Whether the piece of comic book cinema you're watching hails from Marvel or DC, it largely follows The Hero's Journey; the common narrative structure most characters experience over the course of a feature film. The Suicide Squad is a masterclass of one hero's journey after the next, despite the movie being full of anti-heroes and full-blown supervillains. In fact, the James Gunn feature may even prove why flipping the script and putting traditional antagonists in the driver's seat of a blockbuster is one of the best moves a storyteller can make.
Before we get too much further, let's break down The Hero's Journey popularized by the teachings of Joseph Campbell throughout the 20th Century. The structure is one we've seen in fiction throughout history: A protagonist, or the hero, fields a call to adventure and sets out on some sort of quest. Then come the challenges and temptations of whether or not the hero actually wants to complete their adventure, ultimately leading to personal development before the climax, changing the hero forever.
It's such a basic and fundamental structure of storytelling, which makes for a richer experience when you turn those typically labeled as antagonists into the hero and set them on their journey.

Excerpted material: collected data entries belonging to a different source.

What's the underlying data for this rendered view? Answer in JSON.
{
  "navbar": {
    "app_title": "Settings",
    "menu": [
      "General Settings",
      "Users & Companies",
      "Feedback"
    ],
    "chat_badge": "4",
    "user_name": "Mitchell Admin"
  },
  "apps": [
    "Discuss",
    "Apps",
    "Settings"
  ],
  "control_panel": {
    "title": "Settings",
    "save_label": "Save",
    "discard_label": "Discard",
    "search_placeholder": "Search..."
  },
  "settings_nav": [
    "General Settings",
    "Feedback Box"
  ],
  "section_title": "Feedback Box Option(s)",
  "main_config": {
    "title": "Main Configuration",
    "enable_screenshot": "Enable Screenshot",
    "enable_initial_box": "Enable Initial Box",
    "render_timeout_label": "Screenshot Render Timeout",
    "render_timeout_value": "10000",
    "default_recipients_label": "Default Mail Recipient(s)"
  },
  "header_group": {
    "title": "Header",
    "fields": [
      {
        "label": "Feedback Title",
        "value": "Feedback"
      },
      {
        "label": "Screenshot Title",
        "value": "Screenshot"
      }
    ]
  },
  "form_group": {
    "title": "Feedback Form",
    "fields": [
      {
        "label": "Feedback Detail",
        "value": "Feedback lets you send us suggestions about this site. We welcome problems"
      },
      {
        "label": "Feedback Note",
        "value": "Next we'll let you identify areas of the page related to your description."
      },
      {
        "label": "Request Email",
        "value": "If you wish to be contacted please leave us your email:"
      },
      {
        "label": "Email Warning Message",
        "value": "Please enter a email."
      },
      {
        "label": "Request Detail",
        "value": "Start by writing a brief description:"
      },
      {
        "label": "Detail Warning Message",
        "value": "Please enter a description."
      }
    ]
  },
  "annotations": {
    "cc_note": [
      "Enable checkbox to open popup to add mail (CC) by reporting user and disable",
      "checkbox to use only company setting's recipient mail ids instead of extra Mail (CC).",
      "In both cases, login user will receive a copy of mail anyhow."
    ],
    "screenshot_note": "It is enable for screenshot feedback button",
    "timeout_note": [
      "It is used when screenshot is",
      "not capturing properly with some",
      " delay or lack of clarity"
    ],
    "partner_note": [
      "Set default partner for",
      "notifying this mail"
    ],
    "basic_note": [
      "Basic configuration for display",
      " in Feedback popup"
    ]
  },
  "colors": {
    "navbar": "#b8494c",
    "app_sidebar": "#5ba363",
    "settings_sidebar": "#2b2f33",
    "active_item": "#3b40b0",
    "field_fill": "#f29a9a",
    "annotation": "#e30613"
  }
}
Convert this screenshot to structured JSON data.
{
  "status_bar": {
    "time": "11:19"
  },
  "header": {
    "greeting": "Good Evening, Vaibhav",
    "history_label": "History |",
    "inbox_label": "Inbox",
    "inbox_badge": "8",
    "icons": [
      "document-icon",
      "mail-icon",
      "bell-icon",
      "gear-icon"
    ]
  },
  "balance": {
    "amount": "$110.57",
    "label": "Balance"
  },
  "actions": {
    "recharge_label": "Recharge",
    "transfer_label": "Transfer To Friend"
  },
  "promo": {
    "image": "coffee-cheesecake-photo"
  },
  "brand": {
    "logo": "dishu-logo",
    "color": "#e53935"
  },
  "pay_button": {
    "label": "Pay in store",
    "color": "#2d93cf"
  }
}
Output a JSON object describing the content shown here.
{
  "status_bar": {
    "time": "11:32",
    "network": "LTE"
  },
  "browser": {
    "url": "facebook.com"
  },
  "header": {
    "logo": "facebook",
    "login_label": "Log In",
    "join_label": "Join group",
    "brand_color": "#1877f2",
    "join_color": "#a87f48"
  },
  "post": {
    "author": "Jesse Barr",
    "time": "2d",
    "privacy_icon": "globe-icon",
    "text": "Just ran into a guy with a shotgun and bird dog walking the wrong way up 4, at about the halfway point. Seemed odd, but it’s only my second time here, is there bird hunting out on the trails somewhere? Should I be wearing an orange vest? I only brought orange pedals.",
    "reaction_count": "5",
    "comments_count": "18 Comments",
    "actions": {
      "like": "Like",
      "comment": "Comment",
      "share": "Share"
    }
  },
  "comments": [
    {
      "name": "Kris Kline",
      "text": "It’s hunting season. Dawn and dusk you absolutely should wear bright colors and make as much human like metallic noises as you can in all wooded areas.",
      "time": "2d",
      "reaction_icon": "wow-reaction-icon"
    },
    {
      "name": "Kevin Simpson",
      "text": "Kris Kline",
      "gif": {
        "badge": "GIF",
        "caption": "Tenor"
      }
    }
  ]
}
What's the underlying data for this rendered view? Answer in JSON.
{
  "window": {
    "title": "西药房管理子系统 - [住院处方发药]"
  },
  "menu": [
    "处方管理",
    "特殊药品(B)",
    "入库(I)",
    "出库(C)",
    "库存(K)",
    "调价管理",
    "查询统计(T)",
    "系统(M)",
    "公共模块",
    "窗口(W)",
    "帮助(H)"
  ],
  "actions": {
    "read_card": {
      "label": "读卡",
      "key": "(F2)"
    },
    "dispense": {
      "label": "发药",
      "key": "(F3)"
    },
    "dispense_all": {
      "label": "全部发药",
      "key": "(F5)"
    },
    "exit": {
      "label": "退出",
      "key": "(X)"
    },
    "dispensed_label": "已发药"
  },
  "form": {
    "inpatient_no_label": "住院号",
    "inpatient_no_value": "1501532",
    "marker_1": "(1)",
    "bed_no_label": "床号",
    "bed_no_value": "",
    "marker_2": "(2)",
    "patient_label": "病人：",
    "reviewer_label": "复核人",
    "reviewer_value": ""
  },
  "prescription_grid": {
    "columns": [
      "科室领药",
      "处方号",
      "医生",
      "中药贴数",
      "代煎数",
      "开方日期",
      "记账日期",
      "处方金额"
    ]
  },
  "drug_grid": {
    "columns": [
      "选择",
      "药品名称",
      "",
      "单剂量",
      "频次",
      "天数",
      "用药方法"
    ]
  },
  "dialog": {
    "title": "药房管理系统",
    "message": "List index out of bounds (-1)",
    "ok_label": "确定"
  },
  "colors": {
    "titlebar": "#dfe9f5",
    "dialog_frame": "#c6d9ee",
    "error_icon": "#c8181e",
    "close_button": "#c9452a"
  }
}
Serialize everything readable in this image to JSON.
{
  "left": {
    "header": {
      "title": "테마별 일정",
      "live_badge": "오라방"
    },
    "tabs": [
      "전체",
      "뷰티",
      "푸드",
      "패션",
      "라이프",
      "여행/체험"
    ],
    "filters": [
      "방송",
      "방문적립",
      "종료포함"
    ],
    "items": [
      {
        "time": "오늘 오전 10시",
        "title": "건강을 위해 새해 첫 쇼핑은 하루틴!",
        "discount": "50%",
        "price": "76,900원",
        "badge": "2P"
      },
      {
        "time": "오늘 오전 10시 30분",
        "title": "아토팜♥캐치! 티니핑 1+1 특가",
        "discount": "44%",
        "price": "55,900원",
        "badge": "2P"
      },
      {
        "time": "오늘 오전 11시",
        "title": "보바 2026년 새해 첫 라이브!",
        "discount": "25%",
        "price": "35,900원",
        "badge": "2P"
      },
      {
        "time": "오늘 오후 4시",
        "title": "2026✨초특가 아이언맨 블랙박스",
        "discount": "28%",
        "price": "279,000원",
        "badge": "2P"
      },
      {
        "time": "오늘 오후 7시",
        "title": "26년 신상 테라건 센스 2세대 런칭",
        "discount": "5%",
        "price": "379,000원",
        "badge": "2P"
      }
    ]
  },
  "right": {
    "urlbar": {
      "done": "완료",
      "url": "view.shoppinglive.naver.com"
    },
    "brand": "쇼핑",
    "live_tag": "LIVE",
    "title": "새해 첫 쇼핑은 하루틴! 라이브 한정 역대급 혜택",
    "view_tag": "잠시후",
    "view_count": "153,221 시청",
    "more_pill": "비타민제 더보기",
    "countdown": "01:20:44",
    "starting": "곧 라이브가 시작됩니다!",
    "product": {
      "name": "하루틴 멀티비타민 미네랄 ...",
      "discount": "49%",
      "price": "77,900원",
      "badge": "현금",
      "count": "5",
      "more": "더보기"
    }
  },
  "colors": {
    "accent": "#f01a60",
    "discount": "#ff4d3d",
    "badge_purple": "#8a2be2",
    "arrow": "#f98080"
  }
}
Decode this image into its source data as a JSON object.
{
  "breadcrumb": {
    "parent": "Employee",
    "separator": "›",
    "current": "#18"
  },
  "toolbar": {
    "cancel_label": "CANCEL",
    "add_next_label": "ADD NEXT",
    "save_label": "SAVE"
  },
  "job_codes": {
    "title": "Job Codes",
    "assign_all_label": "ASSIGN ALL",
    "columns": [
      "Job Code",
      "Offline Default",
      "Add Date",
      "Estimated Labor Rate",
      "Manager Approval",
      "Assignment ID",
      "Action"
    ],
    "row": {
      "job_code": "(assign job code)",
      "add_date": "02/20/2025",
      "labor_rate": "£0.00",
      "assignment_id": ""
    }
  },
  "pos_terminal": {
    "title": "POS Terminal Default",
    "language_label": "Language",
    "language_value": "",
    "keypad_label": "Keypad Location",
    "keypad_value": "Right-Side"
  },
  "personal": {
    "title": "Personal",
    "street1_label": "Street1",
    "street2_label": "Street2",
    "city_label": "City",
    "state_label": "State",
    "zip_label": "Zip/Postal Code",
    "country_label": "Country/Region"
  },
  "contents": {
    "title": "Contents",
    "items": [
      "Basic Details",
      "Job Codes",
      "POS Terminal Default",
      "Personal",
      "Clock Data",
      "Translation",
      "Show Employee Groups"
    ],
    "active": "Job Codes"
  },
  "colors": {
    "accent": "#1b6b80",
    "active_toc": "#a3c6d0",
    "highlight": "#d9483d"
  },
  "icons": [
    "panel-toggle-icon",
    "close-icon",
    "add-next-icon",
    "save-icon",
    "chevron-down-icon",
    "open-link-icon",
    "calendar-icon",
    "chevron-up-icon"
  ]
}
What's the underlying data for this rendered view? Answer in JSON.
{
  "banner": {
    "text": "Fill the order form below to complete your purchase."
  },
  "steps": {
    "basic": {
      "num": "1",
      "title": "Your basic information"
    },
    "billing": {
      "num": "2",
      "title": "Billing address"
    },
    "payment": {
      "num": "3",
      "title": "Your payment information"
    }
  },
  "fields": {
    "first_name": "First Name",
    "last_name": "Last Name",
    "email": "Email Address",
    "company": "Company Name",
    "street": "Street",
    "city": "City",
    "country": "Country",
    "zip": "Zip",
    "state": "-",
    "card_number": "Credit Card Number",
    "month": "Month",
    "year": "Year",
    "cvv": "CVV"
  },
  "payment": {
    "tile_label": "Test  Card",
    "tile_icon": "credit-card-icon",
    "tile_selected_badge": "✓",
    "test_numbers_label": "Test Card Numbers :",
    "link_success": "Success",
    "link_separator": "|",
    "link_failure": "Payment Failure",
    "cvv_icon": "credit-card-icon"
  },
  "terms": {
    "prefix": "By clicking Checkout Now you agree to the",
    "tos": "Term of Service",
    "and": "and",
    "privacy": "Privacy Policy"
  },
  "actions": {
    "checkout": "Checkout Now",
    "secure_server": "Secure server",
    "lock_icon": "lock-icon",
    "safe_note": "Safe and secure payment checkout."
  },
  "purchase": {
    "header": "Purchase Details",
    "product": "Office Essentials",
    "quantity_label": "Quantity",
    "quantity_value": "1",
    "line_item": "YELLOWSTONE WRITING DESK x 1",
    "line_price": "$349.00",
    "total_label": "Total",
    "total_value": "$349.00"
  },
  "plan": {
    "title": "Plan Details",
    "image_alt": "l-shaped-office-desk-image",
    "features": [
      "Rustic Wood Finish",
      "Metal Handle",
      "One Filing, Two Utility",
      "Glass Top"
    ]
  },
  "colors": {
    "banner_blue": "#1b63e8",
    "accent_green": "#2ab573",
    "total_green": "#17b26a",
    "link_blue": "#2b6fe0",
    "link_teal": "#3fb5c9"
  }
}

Now, each character has their own respective path and journey, but most of us can agree villains are typically much rougher around the edges than the chiseled hero. They've oftentimes lived a harder life, or have "seen some shit" compared to the regular capes and cereal box poster boys. That's why using characters like Peacemaker or Harley Quinn leads to a richer storytelling experience.
They don't start on their journeys as heroes, and they may not even reach hero status throughout their respective stories. It's different from the traditional tales we see ad nauseam, and it upsets the status quo. Even if we get nothing but The Suicide Squad sequels for the next two decades, it wouldn't hold a candle to the amount of hero-led tales we've seen in the past and will continue to have shoved down our throats until the end of time.
Think of it as a horizontal line. Heroes often start at Point A to the furthest point to the left and by the end of that journey, they're luck to reach Point B on the furthest right-hand side of the line. When you put villains in that role of a protagonist, however, they don't even start at Point A — they start somewhere so far to the left of Point A, they're far from becoming a hero. They're not even on the line. It's in this area that allows filmmakers and storytellers to pivot from traditional heroics and tell the stories they want to tell. It's here there's no keeping to norms and being pressured into the standard superhero fare.
Judging by what we've seen of The Suicide Squad so far, James Gunn has made the best of this unknown, churning out one of the most irreverent comic book films to ever hit the cinema.